Some states bar criminal offenders from jobs involving child care, elder care and health care–all of which are dominated by women. Men, who are more likely to go into jobs that require manual labor, are less affected by these restrictions.

Some mothers with criminal records and drug problems are denied access to public benefits such as welfare cash assistance, food stamps and federal housing subsidies. Since about 75 percent of crimes that landed mothers in federal prison are drug-related, many of these women will face a nearly impossibly high set of hurdles as they try to set up permanent living arrangements.

Women also must grapple with laws that make it difficult for them to maintain their parental rights. If ex-offenders don’t work closely with the state to keep custody of their children, courts will determine where and with whom the child will live. The difficulty of maintaining contact with children during incarceration and re-entry can be overwhelming for inmates under stress and without financial support.

Few Scattered Programs Do Provide Services

In a few areas, community-based programs with private funding, such as Burton’s, have stepped in to give the health, housing and legal services necessary to the re-entry process.

“Women would come back into the community who were released wearing their prison jumpsuits in the middle of the night with no money,” says Susan Galbraith, the founder of Our Place, a drop-in center in Washington, D.C., that provides pre- and post-release services for women who are or have been incarcerated. “I was appalled that they were being treated like this and it still goes on.”

Since 1998, Our Place has helped more than 1,000 women. With most prison facilities located far from her location, Galbraith drives six hours to set up pre-release programs for inmates and provides transportation for families on a monthly basis.
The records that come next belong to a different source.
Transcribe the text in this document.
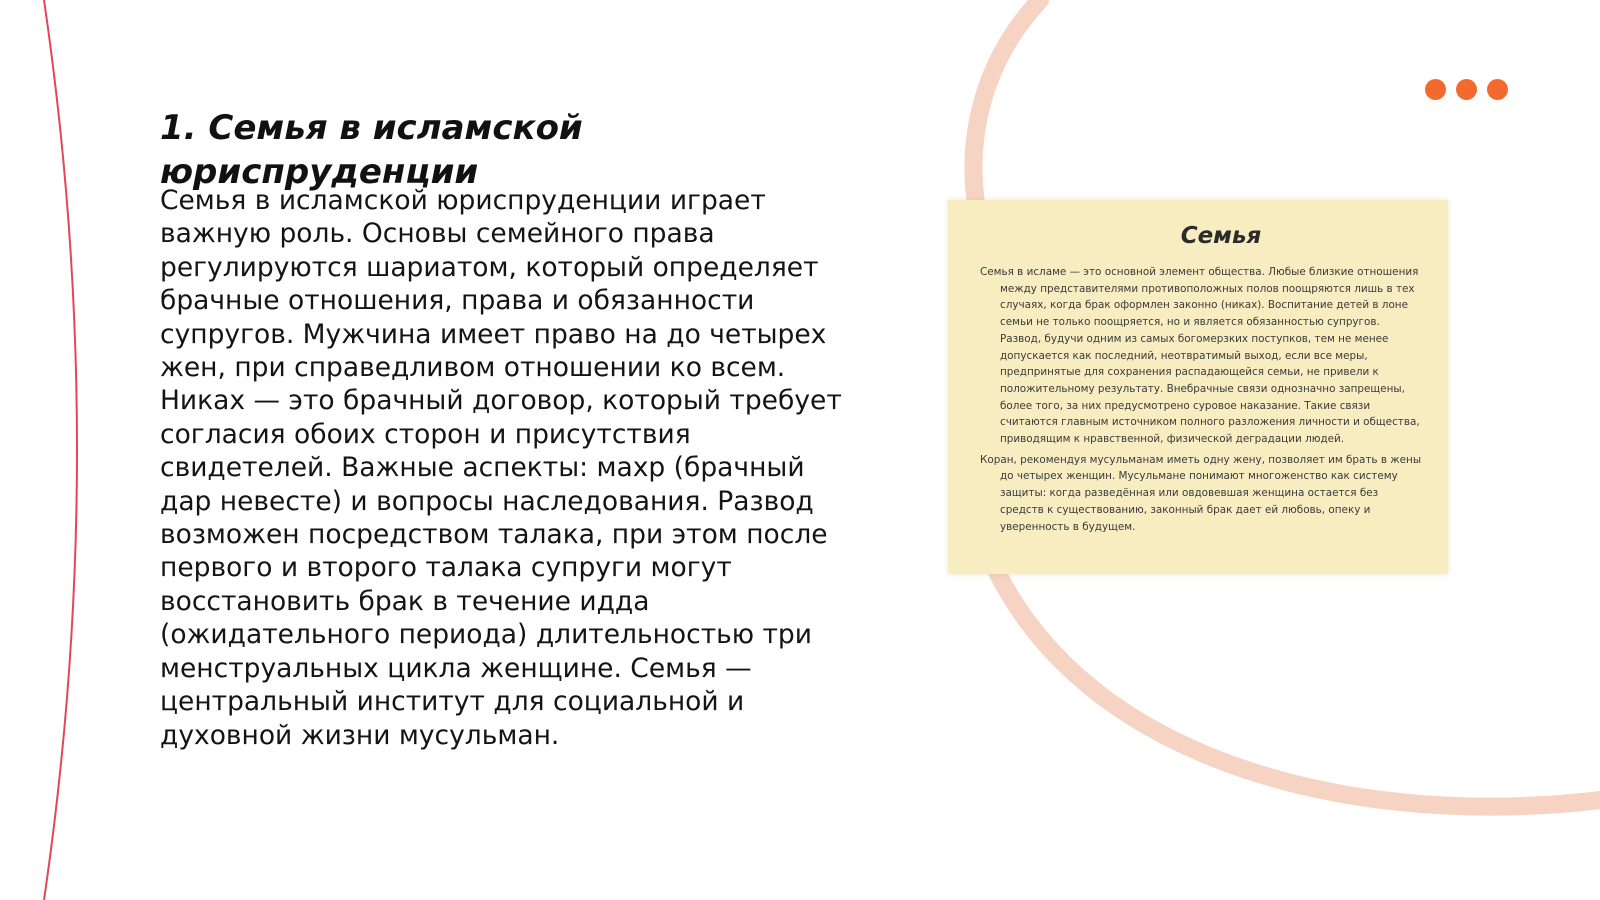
1. Семья в исламской юриспруденции

Семья в исламской юриспруденции играет важную роль. Основы семейного права регулируются шариатом, который определяет брачные отношения, права и обязанности супругов. Мужчина имеет право на до четырех жен, при справедливом отношении ко всем. Никах — это брачный договор, который требует согласия обоих сторон и присутствия свидетелей. Важные аспекты: махр (брачный дар невесте) и вопросы наследования. Развод возможен посредством талака, при этом после первого и второго талака супруги могут восстановить брак в течение идда (ожидательного периода) длительностью три менструальных цикла женщине. Семья — центральный институт для социальной и духовной жизни мусульман.

Семья

Семья в исламе — это основной элемент общества. Любые близкие отношения между представителями противоположных полов поощряются лишь в тех случаях, когда брак оформлен законно (никах). Воспитание детей в лоне семьи не только поощряется, но и является обязанностью супругов. Развод, будучи одним из самых богомерзких поступков, тем не менее допускается как последний, неотвратимый выход, если все меры, предпринятые для сохранения распадающейся семьи, не привели к положительному результату. Внебрачные связи однозначно запрещены, более того, за них предусмотрено суровое наказание. Такие связи считаются главным источником полного разложения личности и общества, приводящим к нравственной, физической деградации людей.

Коран, рекомендуя мусульманам иметь одну жену, позволяет им брать в жены до четырех женщин. Мусульмане понимают многоженство как систему защиты: когда разведённая или овдовевшая женщина остается без средств к существованию, законный брак дает ей любовь, опеку и уверенность в будущем.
The City of Topeka and the Kansas Department of Corrections have come up with a unique program to rehabilitate houses for low- and moderate-income homeowners while providing training for minimum-security women inmates. The city finds homes and building supplies. The Department of Corrections provides women to do the carpentry, painting, carpet installation, and supervisors for the inmates. In this way, the city can lower its rehabilitation costs and create more units while providing hands-on training. Women learn marketable skills to support themselves and their families after release. Nearly 100 inmates have successfully completed the program.

For the women at Sue Burton’s Reentry Home, obtaining job skills is the first step towards survival. Burton’s goal is to open an office called “Enhancing Lives of Women on Parole” in a central location that will allow ex-offenders to come in for access to transportation, clothing and group counseling. The next step will be the purchase of more re-entry homes in the area.

“The community loves what I’m doing and my neighbors are very supportive,” Burton says confidently. “I don’t want to miss out on the progress these women are making or the opportunity to help them when they need it. I want them all to beat the odds.”

Pamela Burke is a television producer and freelance writer living in Los Angeles.